Last night I did a reading with a difference. I read along with Lemn Sissay, Jacob Sam-La Rose and Laura Dedicoat. This was one of a series of collaborative events between Apples and Snakes and Nine Arches Press, with support from Bloodaxe Books and Warwick Arts Centre. So why was this one different you might wonder? We’ll all used to the standard format of a poetry reading, aren’t we? A) Poet gets up B) Poet reads poems C) Poet ends, applause, sit down. What made the Wordsmiths & Co. reading different was that all four poets were interviewed on aspects of their work by a host, in this case the host was the wonderful Jo Bell. Jo asked some very thoughtful questions after reading and getting acquainted with our work.
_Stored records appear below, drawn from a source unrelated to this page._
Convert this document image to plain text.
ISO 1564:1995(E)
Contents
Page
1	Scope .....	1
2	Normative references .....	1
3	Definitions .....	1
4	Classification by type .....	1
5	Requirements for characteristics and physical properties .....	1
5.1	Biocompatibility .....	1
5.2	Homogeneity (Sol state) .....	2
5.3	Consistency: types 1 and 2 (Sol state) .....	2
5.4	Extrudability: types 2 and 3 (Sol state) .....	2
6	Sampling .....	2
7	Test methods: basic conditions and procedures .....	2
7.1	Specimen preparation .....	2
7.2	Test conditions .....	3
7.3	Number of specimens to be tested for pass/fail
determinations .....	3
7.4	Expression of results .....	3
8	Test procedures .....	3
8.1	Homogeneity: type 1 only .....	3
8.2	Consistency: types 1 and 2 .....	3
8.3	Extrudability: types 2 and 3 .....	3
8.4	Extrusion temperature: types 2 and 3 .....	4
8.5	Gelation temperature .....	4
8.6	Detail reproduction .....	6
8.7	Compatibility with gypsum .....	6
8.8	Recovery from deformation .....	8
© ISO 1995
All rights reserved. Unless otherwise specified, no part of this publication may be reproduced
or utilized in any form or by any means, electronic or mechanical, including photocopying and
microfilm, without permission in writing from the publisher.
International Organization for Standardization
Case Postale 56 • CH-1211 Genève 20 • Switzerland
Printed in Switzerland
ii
It’s a format I’ve seen here and there, but this reading didn’t just feature the questions as an afterthought but as an integral part of the performance. I was really impressed with Jo’s ability to ask questions which were suited to the poetry and the poet and do so in a very sharp and structured fashion. She must have really done her homework on us!
The readings were great. In many ways all four of us were quite different writers, but I felt along with most of the audience it seemed, that there were common threads uniting the work. Mainly there were links in terms of identity, self-perception and personal history. Laura Dedicoat is a young performance poet, one of the Nottingham based ‘Mouthy Poets,’ even though she lives in Birmingham. Her commitment to poetry was startling, her approach was warm and approachable and I’m eager to see more. Jacob Sam La-Rose read from his brilliant first collection ‘Breaking Silence.’ His work seemed to have a biographical focus and was full of imagery and inventive used of language. The poems about mothers, families, traditions and city life immediately appealed to me. I brought a copy and it’s a welcome addition to my reading. Here’s one of Jacob’s poem on the Poetry Archive site that we all enjoyed last night on the curious subject matter for dreams. Click here for a treat. Lemn Sissay is obviously very well known and his performance was theatrical and super-charged with energy. He made for a fascinating interviewee and I found his comments on poetry and using the Internet really thought-provoking. At one point he said that he kept a blog for the love of writing and didn’t care if no one read it; a blog is a personal record. I was asked about not only my poetry but about my other writing; prose, reviews and blogging. I often think of blog posts as open diary entries which are written out of enthusiasm rather than simply for the sake of saying something.
I am so proud to have been part of this event and look forward to forthcoming events from Wordsmiths& Co. After 4 weeks of the Taylor household being pursued by virus after virus it was a welcome source of inspiration!